时间:2023-08-02 理论教育 版权反馈
【摘要】:(三)科技风险评估的科学性问题评估是科技风险规制的关键环节。科技风险评估的科学性问题指的是科技风险评估的行政主体与技术性主体能否严格依据科技风险标准对具体风险给予科学的价值判断。

科技风险规制中的行政法挑战

从法治国家建设的要求来看,法律应当具有保证预见可能性、平等和稳定性。法律由实体规范与程序规范构成,既是私人竞争利益关系的冲突解决方式,也是保障国家利益、公共利益的手段。行政法规范、制度、程序与组织的规范架构旨在保障公民权利与自由,同时,为了能够有效执行国家治理与社会管理任务,行政法也从法定层面调整与规范行政主体的权限。在时代高速变化、情势变更迅猛的大背景下,事先拟定规则的社会管理方式难以适应科技发展的动能转换速度,行政法律制度如何调整,以适应科技发展与科技风险规制的需要,成为科技风险规制过程中的行政法基本问题。传统以“程序—责任”为流线的行政法体系遭到巨大挑战,特别是在科技风险规制过程中,科技风险议题设置的正当性问题、标准制定的效率性问题、评估的科学性问题、沟通的民主性问题、管理的实效性问题已经成为行政法不得不回应并加以解决的理论与现实问题。

(一)科技风险议题设置的正当性问题

议题设置乃科技风险规制起始环节。行政机关将何种科技风险列为规制议题,对不同科技风险规制的优先次序设置都关乎数以万计民众的切身利益。现行科技风险议题设置多由行政主体主导确立,专家、媒体与民意处于弱势地位。行政主导的科技风险议题设置模式在现实运转中遭遇正当性[96]困境。这主要体现在两个方面。

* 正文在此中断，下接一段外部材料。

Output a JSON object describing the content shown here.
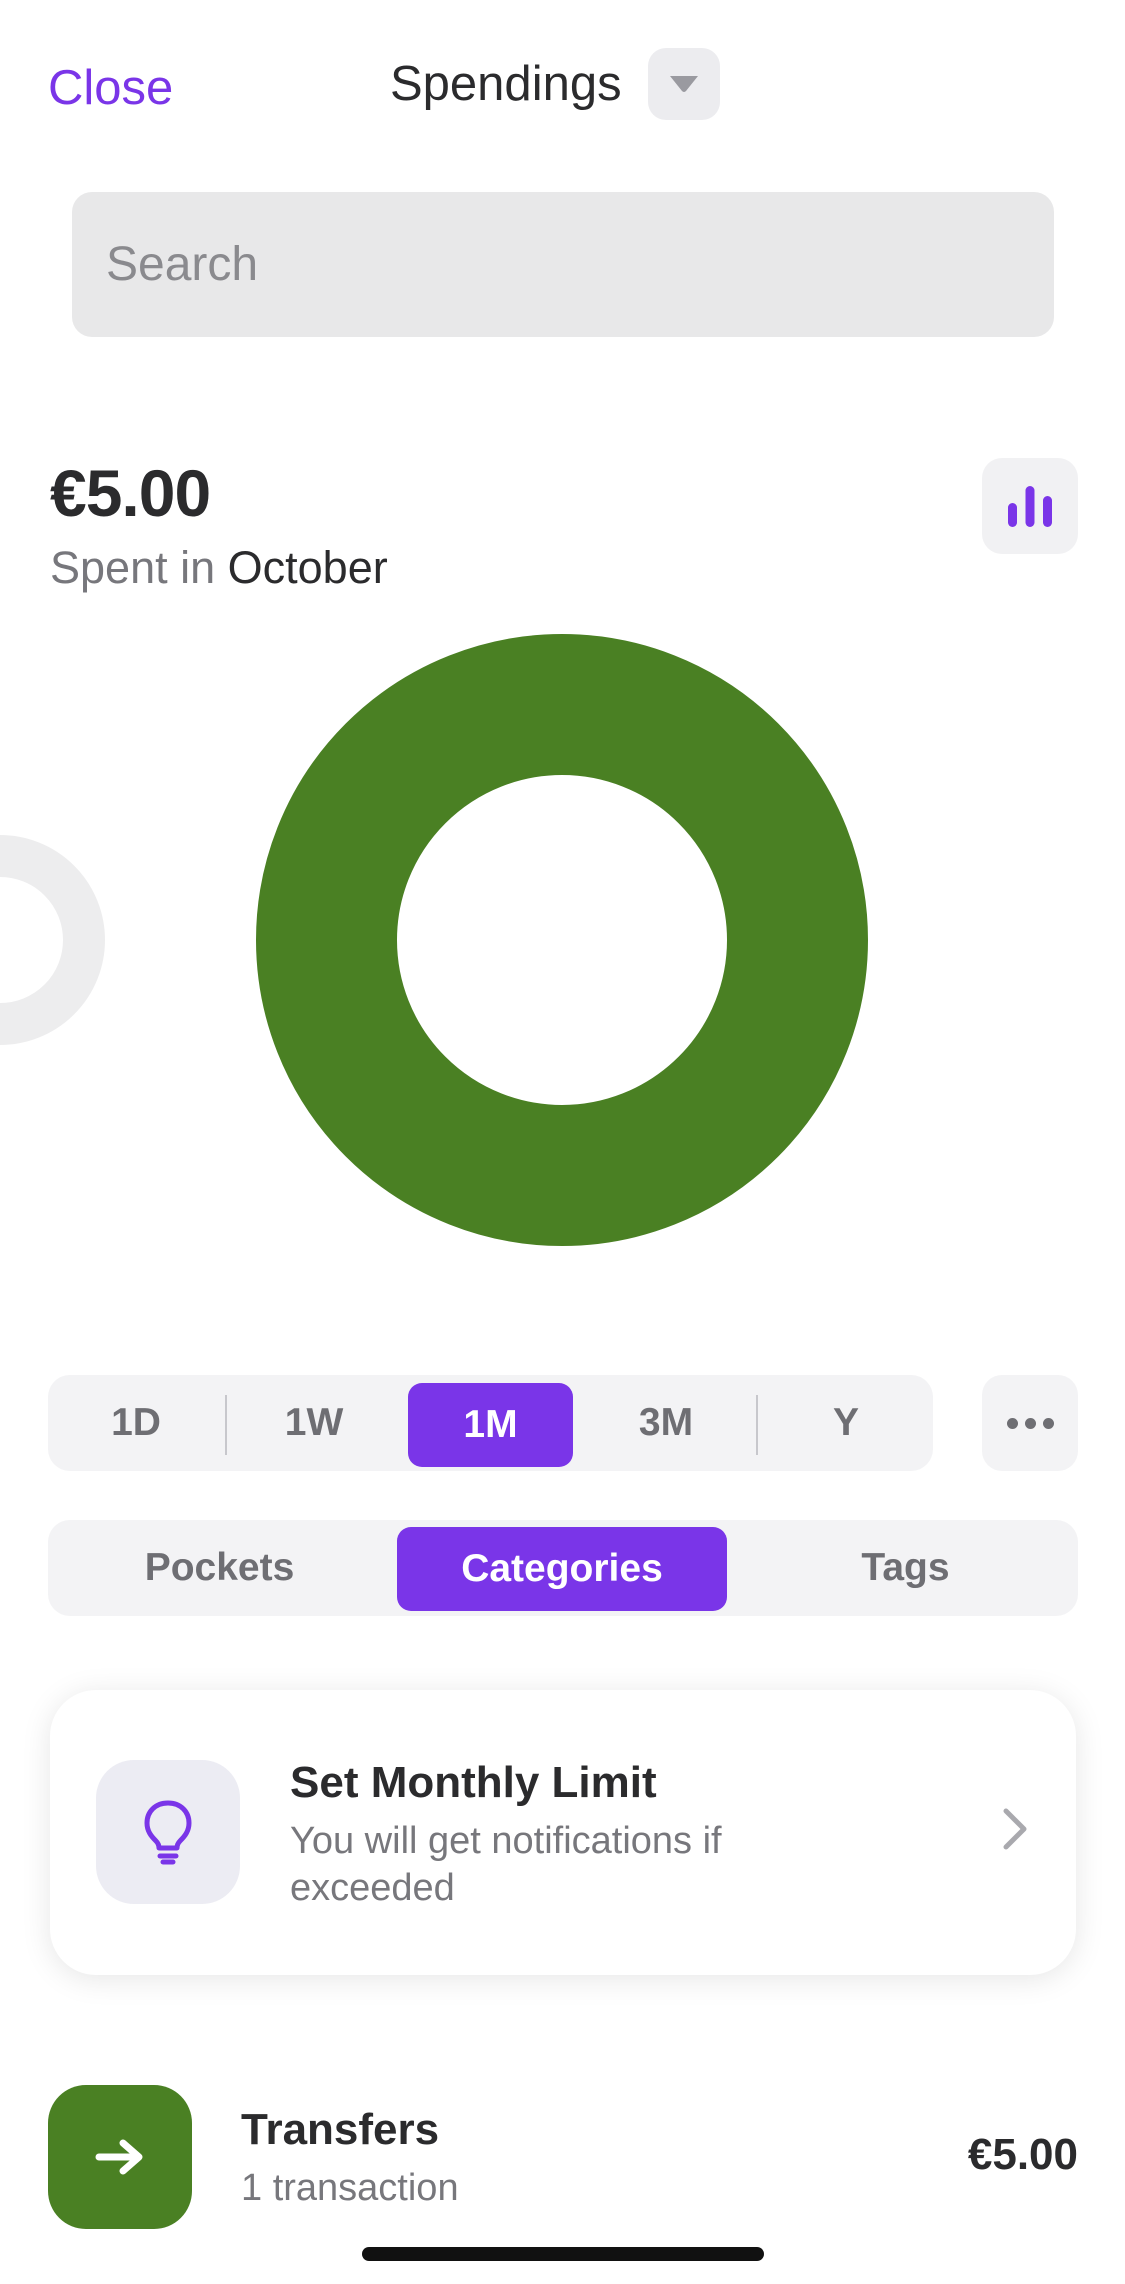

1.行政机关的科技风险议题设置行为存在较大的合法性问题

无论是权责视角的分析,还是权义视角的解读都表明,现行科技风险议题设置权存在违反行政法基本原则,损害公民宪法权利之现状。例如,传统行政法对行政机关的内部行为并不多加关注,虽然2014年《行政诉讼法》修订后这一问题有所改观,但作为内部行政行为的科技风险议题设置特别是议题纳入行为,行政法如何规范、监督,仍需要相关规定予以明确。

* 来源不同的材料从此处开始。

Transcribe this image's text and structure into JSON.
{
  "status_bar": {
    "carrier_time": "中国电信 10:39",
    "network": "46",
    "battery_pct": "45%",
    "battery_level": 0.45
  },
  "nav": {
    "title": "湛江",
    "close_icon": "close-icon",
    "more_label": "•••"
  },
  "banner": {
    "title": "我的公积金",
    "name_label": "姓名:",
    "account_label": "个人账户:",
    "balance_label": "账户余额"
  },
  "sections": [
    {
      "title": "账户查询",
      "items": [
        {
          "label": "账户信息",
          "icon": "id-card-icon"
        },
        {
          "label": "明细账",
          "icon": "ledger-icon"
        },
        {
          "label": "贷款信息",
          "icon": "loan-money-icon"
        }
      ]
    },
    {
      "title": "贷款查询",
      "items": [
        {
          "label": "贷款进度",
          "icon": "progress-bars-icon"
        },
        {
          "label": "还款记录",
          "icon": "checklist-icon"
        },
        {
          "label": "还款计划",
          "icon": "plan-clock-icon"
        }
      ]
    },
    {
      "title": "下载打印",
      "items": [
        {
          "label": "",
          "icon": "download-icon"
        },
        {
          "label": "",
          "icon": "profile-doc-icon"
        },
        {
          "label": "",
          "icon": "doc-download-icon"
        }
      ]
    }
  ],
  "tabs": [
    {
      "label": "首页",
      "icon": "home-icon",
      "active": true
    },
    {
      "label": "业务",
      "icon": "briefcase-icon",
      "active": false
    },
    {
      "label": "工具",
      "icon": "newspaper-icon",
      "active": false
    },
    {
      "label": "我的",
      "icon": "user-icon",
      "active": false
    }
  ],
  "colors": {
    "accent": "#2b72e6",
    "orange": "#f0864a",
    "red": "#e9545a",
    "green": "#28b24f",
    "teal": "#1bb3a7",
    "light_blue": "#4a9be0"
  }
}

2.作为实现行政机关科技风险规制之任务的首要环节,行政机关的科技风险议题设置行为存在科学性与合理性问题

国家行政是执行、管理国家与社会事务的活动,行政法规范与调整下的行政权力也必然负有这一职责,然而,现行行政法制未能为行政机关科学、合理地设置科技风险议题提供规范性依据,也未能有效确定优先次序并为其他规制活动提供正确指引。例如,《食品安全法》对转基因食品的性质、危害以及国家是否纳入规制议题等模糊规定导致黑龙江省人大出台的“禁止种植、销售转基因作物”[97]之规定遭到社会极大质疑,引发大范围争论,也损害了行政法整体的权威性。

(二)科技风险标准制定的效率性问题

标准制定是科技风险规制的基础环节。科技风险标准是否科学、标准制定是否规范、标准更新是否及时将直接决定科技风险规制活动的效率性。在科技风险规制中,一切关于科技风险的评估、沟通、议题设置与管理活动都离不开一定标准下的判断,经由成本收益分析法确立的可接受标准成为科技风险标准制定的通用方法,行政法也据此确立了规范与调整科技风险标准制定的法律制度。

从行政法视域而言,效率原则乃行政法治的基本原则之一。行政法的效率原则是指以最小的行政法的制定、实施成本尽可能地促进行政主体行政活动的效率与行政相对人行为效率的提高。[98]国家资源的有限性与科技风险的高度不确定、复杂性与多变性要求行政机关在科技风险规制中贯彻效率原则,作为行政行为依据的科技风险标准制度也必须贯彻效率原则。然而,现行行政法在调整与规范科技风险标准制定活动中存在的最大问题便是效率性问题,科技风险标准体系残缺不全、标准规范间相互冲突、标准制度总体滞后等问题严重影响了科技风险规制的效率。以人工智能技术中的自动驾驶为例,该技术仍处于实验室阶段,但少数发达国家以及我国已经开展了特定范围的上路实验。但是,用以规范与调整自动驾驶技术的科技风险标准还未出现,自动驾驶汽车的生产、行驶与上路等标准直接参照传统汽车安全标准,这无疑给其他驾驶人员与普通民众的生命健康安全带来极大风险。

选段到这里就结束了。